Billy Wagner pleaded no contest to two counts of receiving stolen property (another was dismissed). One count involved a stolen dirt bike, the other alleged he received various stolen property from several entities, including Carter Lumber and Eastern High School. A judge found him guilty of the two counts and ordered him to 180 days jail time, which was suspended for a probation period of three years. He was ordered to pay $500.

In a case prosecuted by Junk that was dismissed for a “lack of speedy trial,” both Angela and Billy Wagner were accused of tampering with evidence. Existing records reveal little about the case, though they were both ordered not to contact Rocky Mountain Boot Company.

Three years later, in 2012, Billy and Angela were convicted of receiving stolen property in Ross County.

According to court records there, evidence seized in the case included “various items belonging to Kohl’s, Ollie’s, Wal-Mart, Sam’s Club, Super K-Mart, Hobby Lobby, Sears, and Lowe’s.” The pair were each sentenced to one-year community control and ordered to pay restitution to Sam’s Club and Walmart.

Since the deaths of the seven Rhodens and a fiancee on April 22, 2016, Billy Wagner was involved in one minor incident, according to Alaskan court records. He pleaded no contest in summer 2017 to the minor charge of having only two life jackets on a boat with four people aboard, the records show.
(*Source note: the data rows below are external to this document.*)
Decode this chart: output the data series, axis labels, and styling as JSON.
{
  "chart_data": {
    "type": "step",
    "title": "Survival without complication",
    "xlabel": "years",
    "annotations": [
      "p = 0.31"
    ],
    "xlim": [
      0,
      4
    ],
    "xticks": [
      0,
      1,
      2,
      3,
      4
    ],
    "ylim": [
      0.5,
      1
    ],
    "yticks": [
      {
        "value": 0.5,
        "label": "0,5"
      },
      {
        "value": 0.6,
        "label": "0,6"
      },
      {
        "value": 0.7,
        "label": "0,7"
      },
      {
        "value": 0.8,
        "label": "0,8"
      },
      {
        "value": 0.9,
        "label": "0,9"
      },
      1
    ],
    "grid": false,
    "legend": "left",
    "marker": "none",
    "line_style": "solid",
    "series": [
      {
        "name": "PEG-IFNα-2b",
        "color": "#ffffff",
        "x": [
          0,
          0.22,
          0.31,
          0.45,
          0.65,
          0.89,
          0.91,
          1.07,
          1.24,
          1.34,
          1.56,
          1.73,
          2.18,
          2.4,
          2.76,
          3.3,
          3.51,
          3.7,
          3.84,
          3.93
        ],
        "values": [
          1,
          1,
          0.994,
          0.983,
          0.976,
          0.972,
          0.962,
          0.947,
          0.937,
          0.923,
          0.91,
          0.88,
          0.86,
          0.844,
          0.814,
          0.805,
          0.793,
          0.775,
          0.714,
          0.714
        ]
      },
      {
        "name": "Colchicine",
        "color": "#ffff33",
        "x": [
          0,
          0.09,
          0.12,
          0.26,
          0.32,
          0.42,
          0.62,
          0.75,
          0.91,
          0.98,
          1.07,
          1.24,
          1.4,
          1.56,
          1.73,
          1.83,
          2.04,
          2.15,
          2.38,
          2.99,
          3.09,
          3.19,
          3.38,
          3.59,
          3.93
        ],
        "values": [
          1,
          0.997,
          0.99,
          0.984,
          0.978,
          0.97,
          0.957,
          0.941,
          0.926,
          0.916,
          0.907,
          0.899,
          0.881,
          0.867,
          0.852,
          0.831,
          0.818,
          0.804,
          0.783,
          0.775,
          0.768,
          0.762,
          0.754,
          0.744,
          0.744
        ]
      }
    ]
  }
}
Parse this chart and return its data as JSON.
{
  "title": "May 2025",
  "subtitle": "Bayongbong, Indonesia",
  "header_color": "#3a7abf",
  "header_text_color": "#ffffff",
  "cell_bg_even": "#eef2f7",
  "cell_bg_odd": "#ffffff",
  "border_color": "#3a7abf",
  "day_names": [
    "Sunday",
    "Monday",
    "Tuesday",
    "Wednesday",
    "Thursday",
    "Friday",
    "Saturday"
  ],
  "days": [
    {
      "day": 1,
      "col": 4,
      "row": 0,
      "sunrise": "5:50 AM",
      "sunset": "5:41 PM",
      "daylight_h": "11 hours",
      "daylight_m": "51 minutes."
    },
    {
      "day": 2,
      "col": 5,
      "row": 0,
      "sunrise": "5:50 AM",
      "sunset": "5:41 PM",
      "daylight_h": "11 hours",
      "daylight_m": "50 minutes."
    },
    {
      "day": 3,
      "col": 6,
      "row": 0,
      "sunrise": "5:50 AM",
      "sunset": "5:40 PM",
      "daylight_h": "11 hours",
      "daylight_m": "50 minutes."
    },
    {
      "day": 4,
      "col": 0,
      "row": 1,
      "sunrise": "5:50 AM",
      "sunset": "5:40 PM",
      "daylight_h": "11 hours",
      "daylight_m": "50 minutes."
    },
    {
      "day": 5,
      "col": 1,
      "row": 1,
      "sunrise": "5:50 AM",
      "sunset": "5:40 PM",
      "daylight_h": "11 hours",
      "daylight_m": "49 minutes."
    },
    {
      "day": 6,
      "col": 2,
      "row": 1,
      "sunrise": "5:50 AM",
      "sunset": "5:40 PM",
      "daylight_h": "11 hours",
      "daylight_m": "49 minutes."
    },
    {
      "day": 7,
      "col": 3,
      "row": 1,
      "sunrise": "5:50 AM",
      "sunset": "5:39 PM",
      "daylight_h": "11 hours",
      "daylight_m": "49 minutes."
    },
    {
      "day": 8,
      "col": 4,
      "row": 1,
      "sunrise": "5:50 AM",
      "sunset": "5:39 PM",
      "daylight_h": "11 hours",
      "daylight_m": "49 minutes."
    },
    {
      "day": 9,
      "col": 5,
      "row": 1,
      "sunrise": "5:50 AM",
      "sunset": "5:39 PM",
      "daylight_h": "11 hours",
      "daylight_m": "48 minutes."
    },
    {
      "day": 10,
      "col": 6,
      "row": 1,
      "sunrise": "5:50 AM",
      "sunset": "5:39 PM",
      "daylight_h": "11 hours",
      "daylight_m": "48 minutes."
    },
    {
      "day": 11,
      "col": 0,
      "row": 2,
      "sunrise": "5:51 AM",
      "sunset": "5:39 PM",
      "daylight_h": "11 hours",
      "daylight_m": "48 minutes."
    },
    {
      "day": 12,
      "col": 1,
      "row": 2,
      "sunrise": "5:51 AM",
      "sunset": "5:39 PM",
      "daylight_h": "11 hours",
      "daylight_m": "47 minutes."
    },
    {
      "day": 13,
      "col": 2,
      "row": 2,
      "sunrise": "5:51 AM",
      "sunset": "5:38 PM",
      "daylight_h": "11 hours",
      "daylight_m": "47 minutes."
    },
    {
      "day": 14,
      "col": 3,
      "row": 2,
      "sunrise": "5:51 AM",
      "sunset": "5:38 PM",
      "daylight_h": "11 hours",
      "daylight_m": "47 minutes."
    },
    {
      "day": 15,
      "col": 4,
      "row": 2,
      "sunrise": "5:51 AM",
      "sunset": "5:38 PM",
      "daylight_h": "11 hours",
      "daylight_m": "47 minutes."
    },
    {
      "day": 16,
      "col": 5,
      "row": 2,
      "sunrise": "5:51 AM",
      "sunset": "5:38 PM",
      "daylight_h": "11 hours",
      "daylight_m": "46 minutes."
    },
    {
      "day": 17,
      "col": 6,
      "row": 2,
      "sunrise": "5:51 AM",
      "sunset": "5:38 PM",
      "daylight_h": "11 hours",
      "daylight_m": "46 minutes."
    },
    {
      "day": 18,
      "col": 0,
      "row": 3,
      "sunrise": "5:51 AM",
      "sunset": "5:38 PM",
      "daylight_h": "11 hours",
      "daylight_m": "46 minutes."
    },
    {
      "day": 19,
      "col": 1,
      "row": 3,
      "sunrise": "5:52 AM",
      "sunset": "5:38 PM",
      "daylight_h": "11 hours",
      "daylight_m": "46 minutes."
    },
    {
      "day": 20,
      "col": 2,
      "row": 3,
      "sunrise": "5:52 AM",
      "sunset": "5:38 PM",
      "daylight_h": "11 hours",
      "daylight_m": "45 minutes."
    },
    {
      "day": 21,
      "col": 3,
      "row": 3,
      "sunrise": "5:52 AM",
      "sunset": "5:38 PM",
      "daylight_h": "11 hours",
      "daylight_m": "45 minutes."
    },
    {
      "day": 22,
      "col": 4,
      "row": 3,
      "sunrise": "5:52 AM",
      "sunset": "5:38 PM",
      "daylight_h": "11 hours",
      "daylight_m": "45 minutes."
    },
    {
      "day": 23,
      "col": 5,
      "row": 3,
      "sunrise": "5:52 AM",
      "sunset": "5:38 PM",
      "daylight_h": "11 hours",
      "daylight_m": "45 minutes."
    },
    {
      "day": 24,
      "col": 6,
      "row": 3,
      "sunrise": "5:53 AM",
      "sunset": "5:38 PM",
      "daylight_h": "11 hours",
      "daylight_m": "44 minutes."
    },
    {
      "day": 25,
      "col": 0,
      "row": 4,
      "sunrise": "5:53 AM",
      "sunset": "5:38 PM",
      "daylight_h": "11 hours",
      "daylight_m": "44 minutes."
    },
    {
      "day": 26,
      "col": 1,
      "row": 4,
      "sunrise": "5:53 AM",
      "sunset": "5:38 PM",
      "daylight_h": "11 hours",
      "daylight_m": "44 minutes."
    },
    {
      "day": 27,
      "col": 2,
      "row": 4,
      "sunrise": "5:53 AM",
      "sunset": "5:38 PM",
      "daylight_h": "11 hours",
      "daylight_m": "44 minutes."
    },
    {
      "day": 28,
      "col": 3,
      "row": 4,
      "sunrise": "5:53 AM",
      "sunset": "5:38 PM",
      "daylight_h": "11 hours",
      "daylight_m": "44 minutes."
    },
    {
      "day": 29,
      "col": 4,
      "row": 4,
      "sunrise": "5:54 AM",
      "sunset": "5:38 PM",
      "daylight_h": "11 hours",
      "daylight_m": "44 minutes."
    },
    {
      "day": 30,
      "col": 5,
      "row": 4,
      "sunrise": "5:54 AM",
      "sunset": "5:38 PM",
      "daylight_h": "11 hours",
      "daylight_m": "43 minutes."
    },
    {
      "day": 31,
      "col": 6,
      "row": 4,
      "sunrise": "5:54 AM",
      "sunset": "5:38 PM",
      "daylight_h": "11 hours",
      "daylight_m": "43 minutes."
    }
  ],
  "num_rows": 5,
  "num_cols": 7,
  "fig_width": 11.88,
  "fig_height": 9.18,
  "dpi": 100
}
RELATED: Pike County murders: Grandmother on house arrest asks to leave Wagner farm

What is now known — and what had long been suspected by those in Pike County — is that investigators in Ohio were on the family’s trail, even when they moved to Alaska’s remote Kenai peninsula. And they stayed on the trail when the family came back to Ohio after Billy Wagner’s father, George W. “Bob” Wagner, died Aug. 21, 2017, and was buried on the family’s Flying W Farm.

On Nov. 13, Billy Wagner drove a Dodge pick-up with a 20-foot Flying W Farm horse trailer to an equine hospital in Lexington, Kentucky, a dispatch log shows. Without incident, he was apprehended. Investigators in an unmarked silver Chevrolet had followed him there, too.